Nach einem Badeunfall in Halle wird ein vermisster 36-Jähriger tot in einem See gefunden. Taucher bergen den Leichnam am Sonntagabend im Heidesee, wie die Polizei mitteilt. Bei dem Unglück in Sachsen-Anhalt stirbt auch ein sechs Jahre alter Junge.

Ein Besucher hatte den Jungen am Samstag auf dem See treiben sehen und ihn aus dem Wasser geholt, wie ein Polizeisprecher mitteilte. Rettungskräfte versorgten das Kind und brachten es am Samstagabend in ein Krankenhaus. Dort starb es jedoch wenig später.

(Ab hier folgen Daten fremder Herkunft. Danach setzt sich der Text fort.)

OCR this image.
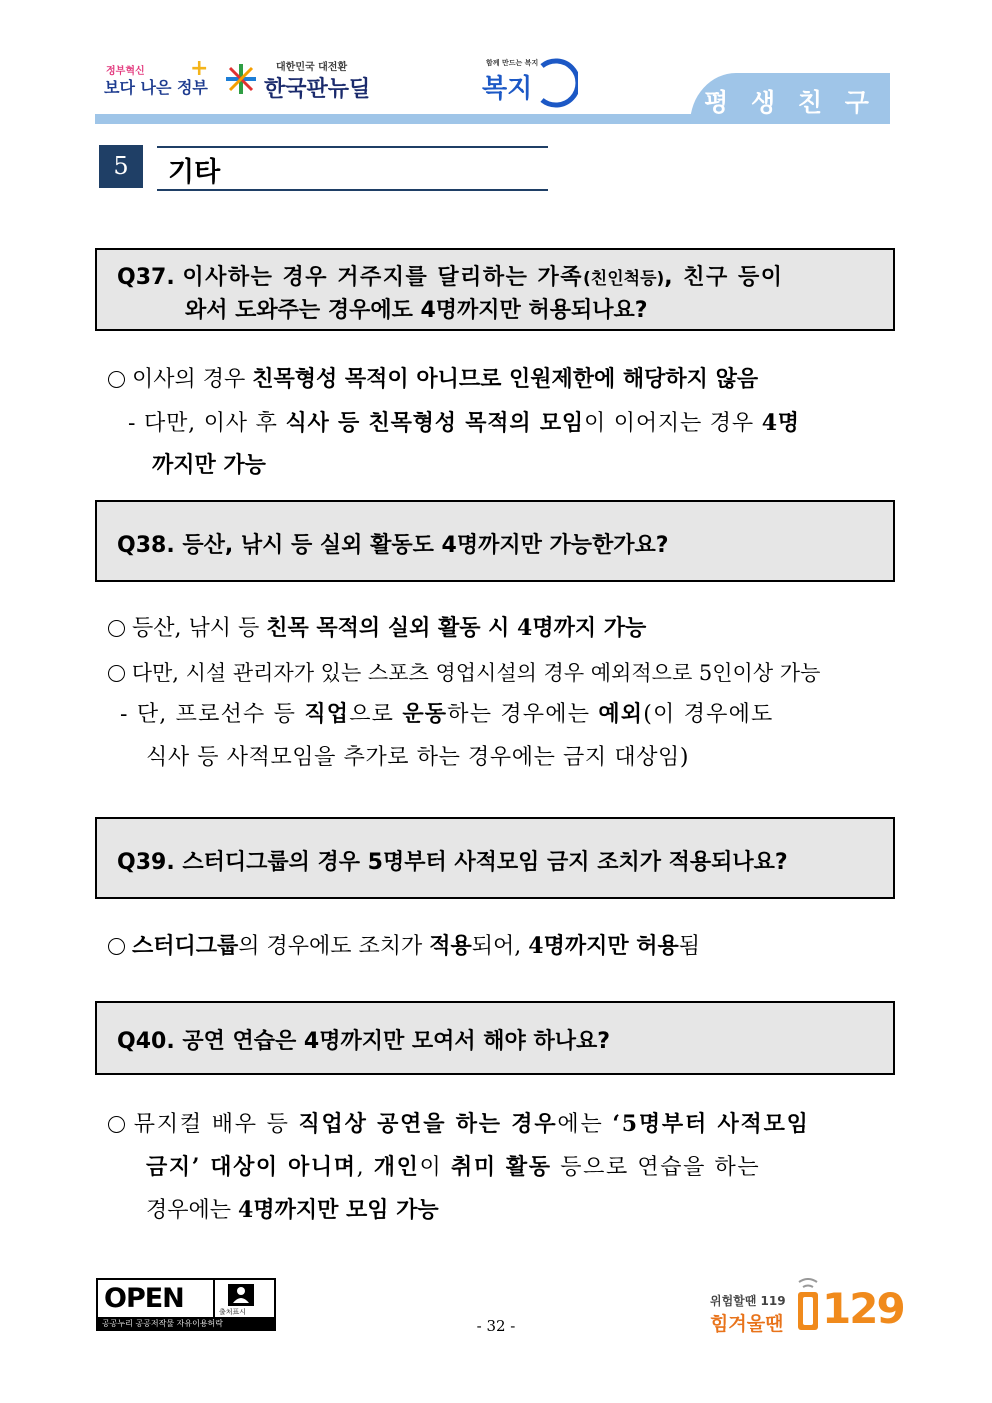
정부혁신
보다 나은 정부
+	대한민국 대전환
한국판뉴딜
함께 만드는 복지
복지	평 생 친 구
5	기타
Q37. 이사하는 경우 거주지를 달리하는 가족(친인척등), 친구 등이
와서 도와주는 경우에도 4명까지만 허용되나요?
이사의 경우 친목형성 목적이 아니므로 인원제한에 해당하지 않음
- 다만, 이사 후 식사 등 친목형성 목적의 모임이 이어지는 경우 4명
까지만 가능
Q38. 등산, 낚시 등 실외 활동도 4명까지만 가능한가요?
등산, 낚시 등 친목 목적의 실외 활동 시 4명까지 가능
다만, 시설 관리자가 있는 스포츠 영업시설의 경우 예외적으로 5인이상 가능
- 단, 프로선수 등 직업으로 운동하는 경우에는 예외(이 경우에도
식사 등 사적모임을 추가로 하는 경우에는 금지 대상임)
Q39. 스터디그룹의 경우 5명부터 사적모임 금지 조치가 적용되나요?
스터디그룹의 경우에도 조치가 적용되어, 4명까지만 허용됨
Q40. 공연 연습은 4명까지만 모여서 해야 하나요?
뮤지컬 배우 등 직업상 공연을 하는 경우에는 ‘5명부터 사적모임
금지’ 대상이 아니며, 개인이 취미 활동 등으로 연습을 하는
경우에는 4명까지만 모임 가능
OPEN	출처표시
공공누리 공공저작물 자유이용허락	- 32 -
위험할땐 119
힘겨울땐 129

Der Begleiter des Jungen, eine Bekannter der Mutter, wurde einen Tag lang vermisst. Er habe dem Kind nach Zeugenaussagen Schwimmen beibringen wollen, sagte der Sprecher. Als die Retter am Badesee eintrafen, um dem Sechsjährigen zu helfen, sei der Mann aber nicht mehr zu sehen gewesen. Wie es zu dem Unfall kam, war zunächst ungeklärt. Die Ermittlungen dauern an, teilt die Polizei am Sonntag mit.